Emmaline looked at him in perplexity. "What's that got to do with Chernobyl?"
"I think it's the same thing, Emmaline. On the way here I
stopped off in London to interview an Englishman named Grahame Leman. He describes things like Chernobyl and the Challenger as the results of what he calls 'TBP'—means the Technical-Bureaucratic-Political system of decision-making. You see, what Leman's saying is that technological decisions aren't made just on the basis of the technological considerations. The technical experts didn't want the Challenger to go off that day. The forces in favor of it were bureaucratic and political. The bureaucrats are the bosses, so they can overrule the technicians' decisions, just because the guy higher up can always overrule the guy lower down. The political pressures are something else.

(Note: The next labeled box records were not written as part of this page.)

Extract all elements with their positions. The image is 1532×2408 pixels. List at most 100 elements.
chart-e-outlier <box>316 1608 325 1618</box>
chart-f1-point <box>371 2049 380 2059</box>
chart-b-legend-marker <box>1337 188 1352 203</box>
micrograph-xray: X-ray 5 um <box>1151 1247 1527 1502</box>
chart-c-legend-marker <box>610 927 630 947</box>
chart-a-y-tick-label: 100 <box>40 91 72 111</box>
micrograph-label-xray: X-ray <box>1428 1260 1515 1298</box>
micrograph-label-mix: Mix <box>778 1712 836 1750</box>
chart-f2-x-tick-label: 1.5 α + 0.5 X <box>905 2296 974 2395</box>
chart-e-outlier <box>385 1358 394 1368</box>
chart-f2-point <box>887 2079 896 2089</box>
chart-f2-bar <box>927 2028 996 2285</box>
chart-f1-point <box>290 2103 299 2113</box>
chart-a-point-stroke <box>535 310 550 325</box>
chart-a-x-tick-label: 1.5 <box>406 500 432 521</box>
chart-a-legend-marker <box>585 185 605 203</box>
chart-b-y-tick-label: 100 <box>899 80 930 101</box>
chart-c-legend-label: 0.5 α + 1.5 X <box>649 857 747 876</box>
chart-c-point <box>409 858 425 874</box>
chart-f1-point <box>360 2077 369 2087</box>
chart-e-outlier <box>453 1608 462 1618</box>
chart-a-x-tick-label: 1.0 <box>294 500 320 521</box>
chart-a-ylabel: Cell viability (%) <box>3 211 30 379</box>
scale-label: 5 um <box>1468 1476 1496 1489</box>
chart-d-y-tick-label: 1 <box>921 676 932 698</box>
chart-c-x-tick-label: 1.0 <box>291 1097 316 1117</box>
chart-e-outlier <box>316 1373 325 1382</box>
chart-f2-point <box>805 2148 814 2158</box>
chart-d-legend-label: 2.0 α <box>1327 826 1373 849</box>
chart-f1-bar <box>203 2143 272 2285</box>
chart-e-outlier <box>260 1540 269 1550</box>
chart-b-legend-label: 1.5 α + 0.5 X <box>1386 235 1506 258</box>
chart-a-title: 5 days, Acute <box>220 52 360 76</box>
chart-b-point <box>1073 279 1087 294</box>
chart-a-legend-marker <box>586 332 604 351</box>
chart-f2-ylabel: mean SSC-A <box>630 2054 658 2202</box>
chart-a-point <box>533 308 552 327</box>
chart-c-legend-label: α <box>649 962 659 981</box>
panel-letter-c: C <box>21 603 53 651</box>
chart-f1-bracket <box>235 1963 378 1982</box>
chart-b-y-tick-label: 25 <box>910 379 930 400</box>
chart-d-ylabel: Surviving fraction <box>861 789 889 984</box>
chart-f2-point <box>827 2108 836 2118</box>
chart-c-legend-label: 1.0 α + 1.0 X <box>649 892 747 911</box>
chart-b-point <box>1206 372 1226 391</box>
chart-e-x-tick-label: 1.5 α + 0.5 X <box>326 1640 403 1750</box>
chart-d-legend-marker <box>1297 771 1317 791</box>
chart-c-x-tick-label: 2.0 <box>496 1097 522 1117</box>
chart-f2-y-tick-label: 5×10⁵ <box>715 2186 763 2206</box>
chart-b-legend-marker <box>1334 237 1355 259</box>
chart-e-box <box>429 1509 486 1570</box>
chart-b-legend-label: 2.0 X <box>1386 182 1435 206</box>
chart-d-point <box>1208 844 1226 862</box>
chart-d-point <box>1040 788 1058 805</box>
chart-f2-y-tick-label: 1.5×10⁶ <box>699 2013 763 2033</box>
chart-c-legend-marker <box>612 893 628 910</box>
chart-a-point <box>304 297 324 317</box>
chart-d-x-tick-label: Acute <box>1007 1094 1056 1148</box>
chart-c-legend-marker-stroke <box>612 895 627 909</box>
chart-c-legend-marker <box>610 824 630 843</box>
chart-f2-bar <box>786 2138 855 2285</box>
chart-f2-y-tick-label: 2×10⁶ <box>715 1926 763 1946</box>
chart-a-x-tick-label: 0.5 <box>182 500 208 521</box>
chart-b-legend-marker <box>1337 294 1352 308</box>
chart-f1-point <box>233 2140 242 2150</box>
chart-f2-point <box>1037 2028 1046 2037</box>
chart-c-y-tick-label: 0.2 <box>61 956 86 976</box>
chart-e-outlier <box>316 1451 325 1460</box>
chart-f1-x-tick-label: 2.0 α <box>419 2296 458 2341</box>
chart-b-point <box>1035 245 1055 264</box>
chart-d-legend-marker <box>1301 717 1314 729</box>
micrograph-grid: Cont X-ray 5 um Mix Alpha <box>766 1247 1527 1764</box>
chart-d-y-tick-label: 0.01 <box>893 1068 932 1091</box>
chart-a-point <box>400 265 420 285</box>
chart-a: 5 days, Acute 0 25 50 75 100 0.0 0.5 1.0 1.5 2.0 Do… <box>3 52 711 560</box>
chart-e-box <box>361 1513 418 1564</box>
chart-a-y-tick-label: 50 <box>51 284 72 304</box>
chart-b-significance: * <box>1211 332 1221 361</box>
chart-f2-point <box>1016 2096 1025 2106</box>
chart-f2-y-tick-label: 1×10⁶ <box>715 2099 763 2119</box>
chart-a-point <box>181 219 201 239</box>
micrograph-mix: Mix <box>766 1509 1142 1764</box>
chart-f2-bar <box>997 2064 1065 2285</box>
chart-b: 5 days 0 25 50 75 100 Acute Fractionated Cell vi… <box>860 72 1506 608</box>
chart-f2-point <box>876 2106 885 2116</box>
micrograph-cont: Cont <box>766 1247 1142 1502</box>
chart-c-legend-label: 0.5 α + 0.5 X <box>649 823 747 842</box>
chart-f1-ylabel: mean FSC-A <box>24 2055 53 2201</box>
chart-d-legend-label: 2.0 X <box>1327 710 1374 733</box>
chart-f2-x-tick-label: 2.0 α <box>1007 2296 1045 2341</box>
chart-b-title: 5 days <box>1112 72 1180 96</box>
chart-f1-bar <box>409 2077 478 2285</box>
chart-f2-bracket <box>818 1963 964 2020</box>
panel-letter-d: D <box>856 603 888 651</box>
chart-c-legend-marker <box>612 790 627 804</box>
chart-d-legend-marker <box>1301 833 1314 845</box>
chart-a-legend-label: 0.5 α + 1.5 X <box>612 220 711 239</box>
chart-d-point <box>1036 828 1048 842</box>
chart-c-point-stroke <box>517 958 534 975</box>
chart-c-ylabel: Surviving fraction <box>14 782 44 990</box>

NASA wanted to brighten up its image; it didn't want another delay."
"You're not saying they sent that ship up knowing it was dangerous?"
"Not a bit of it, Emmaline. I'm only saying they didn't let themselves know it was dangerous. There isn't any flag that goes up to say Danger There's just a probabilistic assessment of risk. Same thing happened in England, God, I don't know, sixty or seventy years ago, when the R-101 airship smashed up. The engineers knew the R-101 wasn't ready, just as the Morton Thiokol engineers knew the Challenger wasn't ready — but they're only one leg of the triad, and the bureaucrats and the politicians outvote them. See," he said, glancing at his watch, "I don't want you to get the wrong idea. It's not exactly individual bureaucrats and politicians I'm talking about. It's the bureaucratic and political pressures that make the TBP syndrome dangerous. The worst railroad accident the English ever had was when an engineer on the Great Western Railroad wanted to make up time — that's the bureaucratic and political part— and overrode the automatic braking systems that would have stopped him after he went through a red light. They didn't. He smashed into another train. I'd say Three Mile Island was the same kind of thing too. And so was Chernobyl. The technology's not so bad on all these things, you know. It's the people who make the decisions, and the reasons they have for making them. . Oh, hell," he said, grinning. "I didn't mean to get wound up like this." Then, in a different tone, "Listen, there was something I wanted to talk to you about. Do we have time for another cup of coffee?"